Obviously, numerous modifications and variations of the present invention are possible in light of the above teachings. It is therefore to be understood that within the scope of the appended claims, the invention may be practiced otherwise than as specifically described here in.

Claims

What is claimed is:

1. An integrated pump, comprising:

a plurality of cell pumps each having an inlet and an outlet to discharge fluid drawn from the inlet to the outlet;

a consolidated inlet for introducing fluid;

a consolidated outlet for exhausting fluid; and

a flow structure for introducing fluid from the consolidated inlet when the cell pumps operate, the flow structure guiding introduced fluid from the consolidated inlet to the inlet of the cell pumps, and the flow structure guiding fluid discharged from the outlet of the cell pumps to the consolidated outlet;

wherein the flow structure, comprises:

a series connecting structure for connecting the outlet of one cell pump to the inlet of other cell pump to arrange the plurality of cell pumps in series;

a series consolidated inlet as the consolidated inlet arranged at a fluid introducing portion of the series cell pumps; and

a series consolidated outlet as the consolidated outlet arranged at a fluid exhausting portion of the series cell pumps;

wherein the flow structure further comprises:

a parallel connecting structure for arranging the plurality of series cell pumps in parallel;

a consolidated inlet member having a parallel consolidated inlet as the consolidated inlet to connect inlets on fluid introducing sides of the series cell pumps arranged in parallel to the parallel consolidated inlet; and

a consolidated outlet member having a parallel consolidated outlet as the consolidated outlet to connect outlets on fluid exhausting sides of the series cell pumps arranged in parallel to the parallel consolidated outlet.

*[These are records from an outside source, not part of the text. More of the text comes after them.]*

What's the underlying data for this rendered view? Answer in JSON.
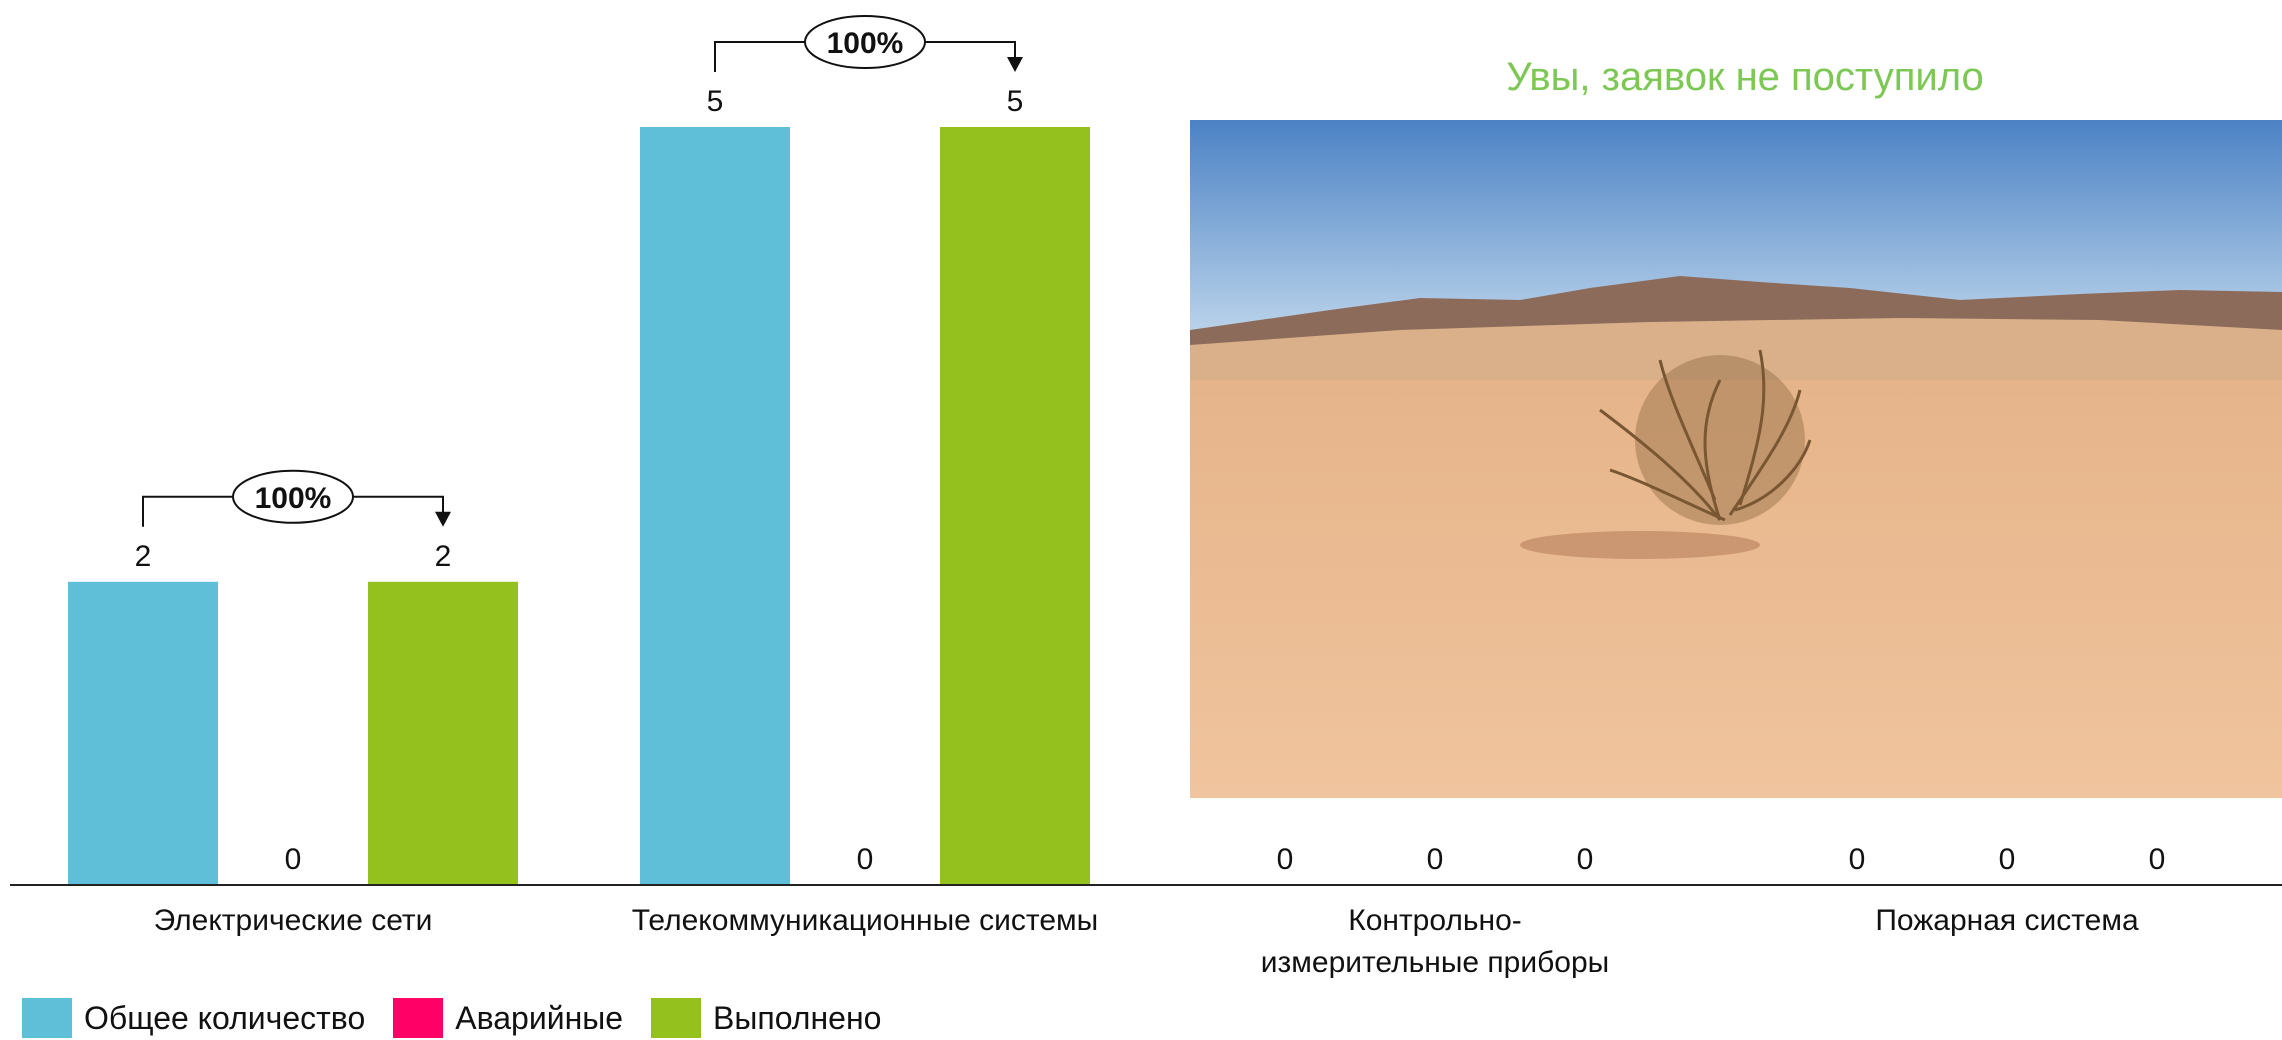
{
  "chart_data": {
    "type": "bar",
    "categories": [
      "Электрические сети",
      "Телекоммуникационные системы",
      "Контрольно-\nизмерительные приборы",
      "Пожарная система"
    ],
    "series": [
      {
        "name": "Общее количество",
        "color": "#5fbfd8",
        "values": [
          2,
          5,
          0,
          0
        ]
      },
      {
        "name": "Аварийные",
        "color": "#ff0066",
        "values": [
          0,
          0,
          0,
          0
        ]
      },
      {
        "name": "Выполнено",
        "color": "#95c11f",
        "values": [
          2,
          5,
          0,
          0
        ]
      }
    ],
    "completion_labels": [
      "100%",
      "100%",
      "",
      ""
    ],
    "note": "Увы, заявок не поступило",
    "note_color": "#7dc855",
    "photo_description_icon": "desert-tumbleweed-photo",
    "ylim": [
      0,
      5
    ]
  }
}
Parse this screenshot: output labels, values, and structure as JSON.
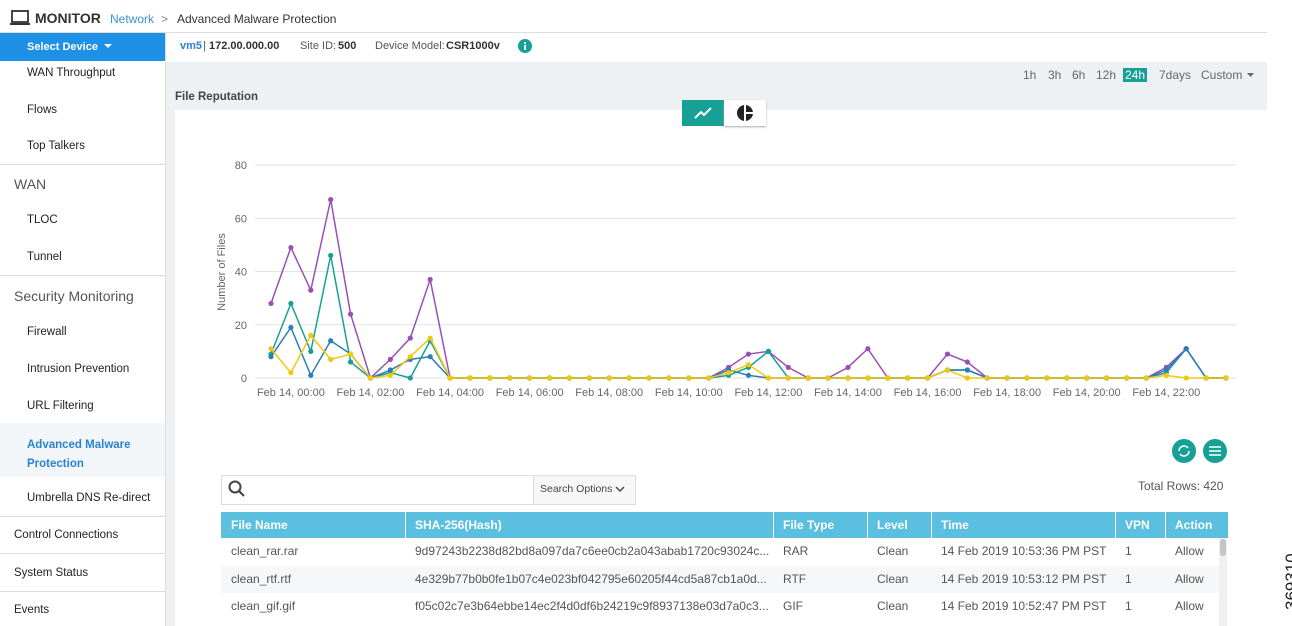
{
  "header": {
    "title": "MONITOR",
    "breadcrumb": "Network",
    "separator": ">",
    "page": "Advanced Malware Protection"
  },
  "sidebar": {
    "select": "Select Device",
    "items": [
      "WAN Throughput",
      "Flows",
      "Top Talkers",
      "WAN",
      "TLOC",
      "Tunnel",
      "Security Monitoring",
      "Firewall",
      "Intrusion Prevention",
      "URL Filtering",
      "Advanced Malware Protection",
      "Umbrella DNS Re-direct",
      "Control Connections",
      "System Status",
      "Events"
    ]
  },
  "device": {
    "name": "vm5",
    "separator": "|",
    "ip": "172.00.000.00",
    "site_label": "Site ID:",
    "site": "500",
    "model_label": "Device Model:",
    "model": "CSR1000v"
  },
  "time_ranges": {
    "options": [
      "1h",
      "3h",
      "6h",
      "12h",
      "24h",
      "7days",
      "Custom"
    ],
    "selected": 4
  },
  "panel": {
    "title": "File Reputation"
  },
  "chart_data": {
    "type": "line",
    "y_label": "Number of Files",
    "categories": [
      null,
      "Feb 14, 00:00",
      null,
      null,
      null,
      "Feb 14, 02:00",
      null,
      null,
      null,
      "Feb 14, 04:00",
      null,
      null,
      null,
      "Feb 14, 06:00",
      null,
      null,
      null,
      "Feb 14, 08:00",
      null,
      null,
      null,
      "Feb 14, 10:00",
      null,
      null,
      null,
      "Feb 14, 12:00",
      null,
      null,
      null,
      "Feb 14, 14:00",
      null,
      null,
      null,
      "Feb 14, 16:00",
      null,
      null,
      null,
      "Feb 14, 18:00",
      null,
      null,
      null,
      "Feb 14, 20:00",
      null,
      null,
      null,
      "Feb 14, 22:00",
      null,
      null,
      null
    ],
    "ylim": [
      0,
      80
    ],
    "yticks": [
      0,
      20,
      40,
      60,
      80
    ],
    "grid": true,
    "series": [
      {
        "color": "#9b4fb5",
        "values": [
          28,
          49,
          33,
          67,
          24,
          0,
          7,
          15,
          37,
          0,
          0,
          0,
          0,
          0,
          0,
          0,
          0,
          0,
          0,
          0,
          0,
          0,
          0,
          4,
          9,
          10,
          4,
          0,
          0,
          4,
          11,
          0,
          0,
          0,
          9,
          6,
          0,
          0,
          0,
          0,
          0,
          0,
          0,
          0,
          0,
          4,
          11,
          0,
          0
        ]
      },
      {
        "color": "#17a096",
        "values": [
          9,
          28,
          10,
          46,
          6,
          0,
          2,
          0,
          14,
          0,
          0,
          0,
          0,
          0,
          0,
          0,
          0,
          0,
          0,
          0,
          0,
          0,
          0,
          1,
          4,
          10,
          0,
          0,
          0,
          0,
          0,
          0,
          0,
          0,
          3,
          3,
          0,
          0,
          0,
          0,
          0,
          0,
          0,
          0,
          0,
          2,
          11,
          0,
          0
        ]
      },
      {
        "color": "#2d7fb8",
        "values": [
          8,
          19,
          1,
          14,
          9,
          0,
          3,
          7,
          8,
          0,
          0,
          0,
          0,
          0,
          0,
          0,
          0,
          0,
          0,
          0,
          0,
          0,
          0,
          3,
          1,
          0,
          0,
          0,
          0,
          0,
          0,
          0,
          0,
          0,
          3,
          3,
          0,
          0,
          0,
          0,
          0,
          0,
          0,
          0,
          0,
          3,
          11,
          0,
          0
        ]
      },
      {
        "color": "#f2c80f",
        "values": [
          11,
          2,
          16,
          7,
          9,
          0,
          1,
          8,
          15,
          0,
          0,
          0,
          0,
          0,
          0,
          0,
          0,
          0,
          0,
          0,
          0,
          0,
          0,
          2,
          5,
          0,
          0,
          0,
          0,
          0,
          0,
          0,
          0,
          0,
          3,
          0,
          0,
          0,
          0,
          0,
          0,
          0,
          0,
          0,
          0,
          1,
          0,
          0,
          0
        ]
      }
    ]
  },
  "search": {
    "options": "Search Options"
  },
  "table": {
    "total": "Total Rows: 420",
    "columns": [
      "File Name",
      "SHA-256(Hash)",
      "File Type",
      "Level",
      "Time",
      "VPN",
      "Action"
    ],
    "rows": [
      [
        "clean_rar.rar",
        "9d97243b2238d82bd8a097da7c6ee0cb2a043abab1720c93024c...",
        "RAR",
        "Clean",
        "14 Feb 2019 10:53:36 PM PST",
        "1",
        "Allow"
      ],
      [
        "clean_rtf.rtf",
        "4e329b77b0b0fe1b07c4e023bf042795e60205f44cd5a87cb1a0d...",
        "RTF",
        "Clean",
        "14 Feb 2019 10:53:12 PM PST",
        "1",
        "Allow"
      ],
      [
        "clean_gif.gif",
        "f05c02c7e3b64ebbe14ec2f4d0df6b24219c9f8937138e03d7a0c3...",
        "GIF",
        "Clean",
        "14 Feb 2019 10:52:47 PM PST",
        "1",
        "Allow"
      ]
    ]
  },
  "watermark": "369310"
}
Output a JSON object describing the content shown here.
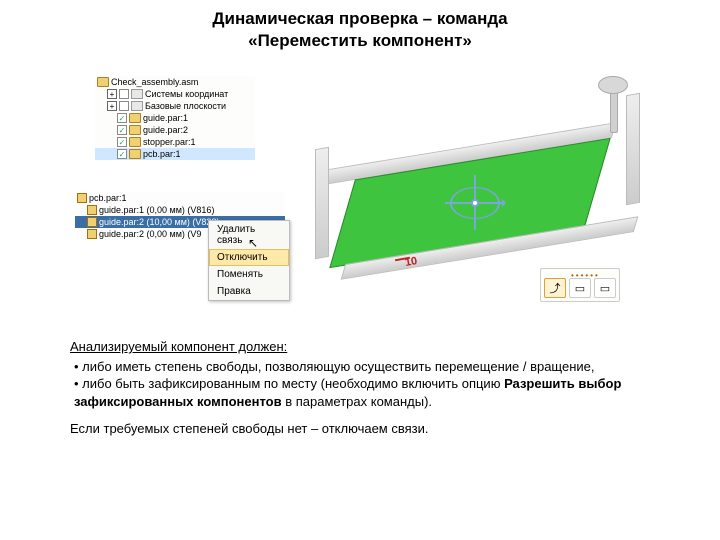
{
  "title_line1": "Динамическая проверка – команда",
  "title_line2": "«Переместить компонент»",
  "tree": {
    "root": "Check_assembly.asm",
    "n1": "Системы координат",
    "n2": "Базовые плоскости",
    "n3": "guide.par:1",
    "n4": "guide.par:2",
    "n5": "stopper.par:1",
    "n6": "pcb.par:1"
  },
  "subtree": {
    "head": "pcb.par:1",
    "r1": "guide.par:1   (0,00 мм)   (V816)",
    "r2": "guide.par:2   (10,00 мм)   (V828)",
    "r3": "guide.par:2   (0,00 мм)   (V9"
  },
  "menu": {
    "m1": "Удалить связь",
    "m2": "Отключить",
    "m3": "Поменять",
    "m4": "Правка"
  },
  "dim": "10",
  "toolbar": {
    "b1": "⤴",
    "b2": "▭",
    "b3": "▭"
  },
  "text": {
    "lead": "Анализируемый компонент должен:",
    "li1": "либо иметь степень свободы, позволяющую осуществить перемещение / вращение,",
    "li2_a": "либо быть зафиксированным по месту (необходимо включить опцию ",
    "li2_b": "Разрешить выбор зафиксированных компонентов",
    "li2_c": " в параметрах команды).",
    "tail": "Если требуемых степеней свободы нет – отключаем связи."
  }
}
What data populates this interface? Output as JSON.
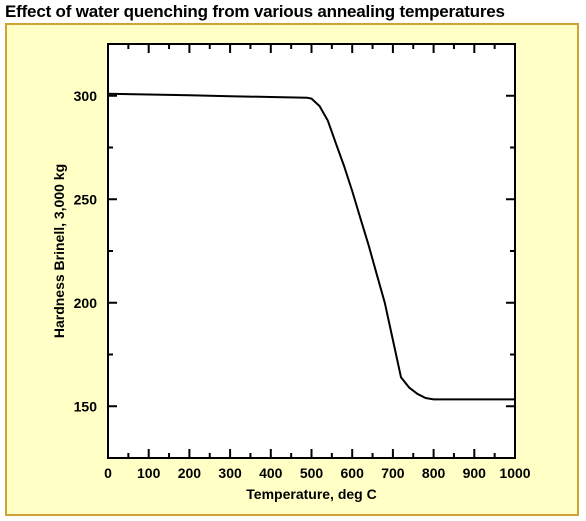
{
  "title": "Effect of water quenching from various annealing temperatures",
  "colors": {
    "panel_bg": "#ffffc6",
    "panel_border": "#cda434",
    "plot_bg": "#ffffff",
    "line": "#000000"
  },
  "chart_data": {
    "type": "line",
    "xlabel": "Temperature, deg C",
    "ylabel": "Hardness Brinell, 3,000 kg",
    "xlim": [
      0,
      1000
    ],
    "ylim": [
      125,
      325
    ],
    "xticks": [
      0,
      100,
      200,
      300,
      400,
      500,
      600,
      700,
      800,
      900,
      1000
    ],
    "xtick_labels": [
      "0",
      "100",
      "200",
      "300",
      "400",
      "500",
      "600",
      "700",
      "800",
      "900",
      "1000"
    ],
    "yticks": [
      150,
      200,
      250,
      300
    ],
    "ytick_labels": [
      "150",
      "200",
      "250",
      "300"
    ],
    "grid": false,
    "series": [
      {
        "x": [
          0,
          100,
          200,
          300,
          400,
          490,
          500,
          520,
          540,
          560,
          580,
          600,
          620,
          640,
          660,
          680,
          700,
          720,
          740,
          760,
          780,
          800,
          850,
          900,
          950,
          1000
        ],
        "y": [
          301,
          300.6,
          300.2,
          299.8,
          299.4,
          299,
          298.6,
          295,
          288,
          277,
          266,
          254,
          241,
          228,
          214,
          200,
          182,
          164,
          159,
          156,
          154,
          153.3,
          153.3,
          153.3,
          153.3,
          153.3
        ]
      }
    ]
  }
}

2. An integrated pump according to claim 1, wherein at least one cell pump arranged uppermost in fluid flow from the consolidated inlet contains a check valve in the inlet.

3. An integrated pump according to claim 1, further comprising a controller for driving and controlling the respective cell pumps.

4. An integrated pump according to claim 1, wherein the controller controls the cell pumps from a cell pump located at the consolidated inlet side towards a cell pump located at the consolidated outlet so that the respective cell pumps sequentially start.